Next stop was the Hazetons. This is a group of three towns – Old Hazelton, New Hazelton and South Hazelton at the confluence of the Bulkley and Skeena Rivers. This has been a traditional area of the Gitsxan First Nation for thousands of years, and is ideally situated to take advantage of the rivers for trade and transportation. Gitsxan means people of the Misty River (Skeen River). The Skeena River is one of the most important waterways for the Northern Coastal First Nations in BC. The area seemed to be one of the more prosperous First Nations towns that we saw on the trip.

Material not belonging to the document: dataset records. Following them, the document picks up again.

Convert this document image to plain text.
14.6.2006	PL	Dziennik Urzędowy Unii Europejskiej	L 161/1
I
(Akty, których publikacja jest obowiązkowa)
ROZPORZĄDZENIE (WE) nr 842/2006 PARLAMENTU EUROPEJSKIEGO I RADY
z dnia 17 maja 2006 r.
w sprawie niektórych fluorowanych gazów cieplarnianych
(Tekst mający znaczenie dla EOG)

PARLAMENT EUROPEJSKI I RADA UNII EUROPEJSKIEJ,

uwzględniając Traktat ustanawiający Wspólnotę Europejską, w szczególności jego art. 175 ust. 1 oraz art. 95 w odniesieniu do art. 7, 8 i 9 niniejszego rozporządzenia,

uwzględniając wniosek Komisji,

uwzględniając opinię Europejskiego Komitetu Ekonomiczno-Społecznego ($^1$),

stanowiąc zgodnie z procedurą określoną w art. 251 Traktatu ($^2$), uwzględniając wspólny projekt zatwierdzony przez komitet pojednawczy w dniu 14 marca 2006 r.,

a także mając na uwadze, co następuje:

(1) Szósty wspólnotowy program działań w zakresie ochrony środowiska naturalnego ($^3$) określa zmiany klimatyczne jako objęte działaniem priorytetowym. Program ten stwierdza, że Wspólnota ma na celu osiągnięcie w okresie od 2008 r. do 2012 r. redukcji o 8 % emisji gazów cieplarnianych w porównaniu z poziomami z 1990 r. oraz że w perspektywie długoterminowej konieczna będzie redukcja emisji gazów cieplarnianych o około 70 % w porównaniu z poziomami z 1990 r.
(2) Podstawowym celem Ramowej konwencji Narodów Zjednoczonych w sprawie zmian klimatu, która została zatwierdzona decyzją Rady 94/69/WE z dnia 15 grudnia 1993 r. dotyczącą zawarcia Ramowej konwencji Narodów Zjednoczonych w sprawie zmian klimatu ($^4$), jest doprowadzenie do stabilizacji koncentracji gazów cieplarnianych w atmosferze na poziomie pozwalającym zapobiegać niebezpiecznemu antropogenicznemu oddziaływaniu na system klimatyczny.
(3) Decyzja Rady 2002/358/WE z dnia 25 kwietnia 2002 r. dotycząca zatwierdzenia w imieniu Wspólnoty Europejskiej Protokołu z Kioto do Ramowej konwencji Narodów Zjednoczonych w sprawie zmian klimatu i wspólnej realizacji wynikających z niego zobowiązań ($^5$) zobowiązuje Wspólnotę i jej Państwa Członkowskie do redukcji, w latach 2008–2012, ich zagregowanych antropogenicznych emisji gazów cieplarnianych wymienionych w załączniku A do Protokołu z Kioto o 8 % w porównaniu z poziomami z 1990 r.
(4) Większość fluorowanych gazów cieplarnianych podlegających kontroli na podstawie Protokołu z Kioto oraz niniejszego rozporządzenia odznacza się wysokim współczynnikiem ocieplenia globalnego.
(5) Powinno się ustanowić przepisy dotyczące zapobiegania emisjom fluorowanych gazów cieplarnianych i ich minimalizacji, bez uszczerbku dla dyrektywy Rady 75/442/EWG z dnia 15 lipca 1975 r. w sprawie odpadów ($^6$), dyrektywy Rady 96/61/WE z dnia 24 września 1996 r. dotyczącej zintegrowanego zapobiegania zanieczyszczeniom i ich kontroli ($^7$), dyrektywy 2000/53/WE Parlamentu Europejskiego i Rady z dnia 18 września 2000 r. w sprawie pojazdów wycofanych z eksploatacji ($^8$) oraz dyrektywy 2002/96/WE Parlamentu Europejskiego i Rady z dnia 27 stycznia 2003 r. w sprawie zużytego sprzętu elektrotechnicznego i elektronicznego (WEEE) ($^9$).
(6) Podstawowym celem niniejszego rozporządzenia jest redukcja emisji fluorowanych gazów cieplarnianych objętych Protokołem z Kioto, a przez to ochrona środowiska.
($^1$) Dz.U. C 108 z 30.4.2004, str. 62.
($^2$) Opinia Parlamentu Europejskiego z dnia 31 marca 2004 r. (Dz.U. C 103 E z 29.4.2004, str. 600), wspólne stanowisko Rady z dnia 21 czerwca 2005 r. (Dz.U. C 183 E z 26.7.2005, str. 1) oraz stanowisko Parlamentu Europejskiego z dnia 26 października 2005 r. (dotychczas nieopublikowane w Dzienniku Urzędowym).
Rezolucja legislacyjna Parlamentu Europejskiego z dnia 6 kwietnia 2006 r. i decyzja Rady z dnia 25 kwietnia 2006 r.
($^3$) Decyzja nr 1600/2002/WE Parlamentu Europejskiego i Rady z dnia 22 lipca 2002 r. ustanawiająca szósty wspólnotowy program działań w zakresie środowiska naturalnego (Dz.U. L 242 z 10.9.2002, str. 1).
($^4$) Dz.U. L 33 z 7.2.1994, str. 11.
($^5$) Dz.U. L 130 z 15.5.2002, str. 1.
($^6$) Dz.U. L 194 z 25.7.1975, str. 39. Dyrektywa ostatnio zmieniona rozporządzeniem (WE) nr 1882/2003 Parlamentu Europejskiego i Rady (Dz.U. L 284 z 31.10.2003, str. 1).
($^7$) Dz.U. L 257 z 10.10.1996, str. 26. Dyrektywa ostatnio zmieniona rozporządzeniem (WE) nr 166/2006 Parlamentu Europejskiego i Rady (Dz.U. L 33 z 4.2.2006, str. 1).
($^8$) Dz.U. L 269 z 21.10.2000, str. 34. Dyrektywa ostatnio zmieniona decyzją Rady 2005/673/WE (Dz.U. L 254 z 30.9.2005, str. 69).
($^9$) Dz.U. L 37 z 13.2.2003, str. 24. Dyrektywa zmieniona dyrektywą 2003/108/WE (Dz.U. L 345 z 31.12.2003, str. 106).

The Ksan Native Village is a collection of longhouses that represents a traditional Gitsxan village and is used for ceremonies today as well as a museum to showcase the history of the area. A guided tour brings the rich history alive, and is well worth the time and money. A self guided tour in Old Hazelton, which is being restored to its former 19th century look is also worth the time to get a sense of what the first European settled towns looked like in this area.
The deep canyons carved by the rivers were crossed by some narrow bridges which added to the sense of adventure especially when crossing in our large camper.
We did a brief stop at Gitanyou village, which has the largest collection of Totem Poles in the area. This was very close to the junction of Highway 37 (the Stewart Cassiar Highway) and the Yellowhead Highway, and would be the last place we would have cell phone coverage for almost a week!
Highway 37 is only one of two highways connecting the southern part of BC with the North. This was an alternate route to the Alaska Highway when routes to connect Alaska with the lower part of the continent were planned during World War 2. The highway wasn’t completed until 1972 when the bridge over the Nass River was built.
Like the other highways in BC, Highway 37 follows different river valleys. The first part of the journey followed the Skeena River to the nearby Meziadin Lake. This is the junction with Highway 37A to Stewart BC and Hyder Alaska The highway then follows the Nass River Valley, a series of lakes including Dease Lake, and then the Dease River and Liard River to the Alaska Highway.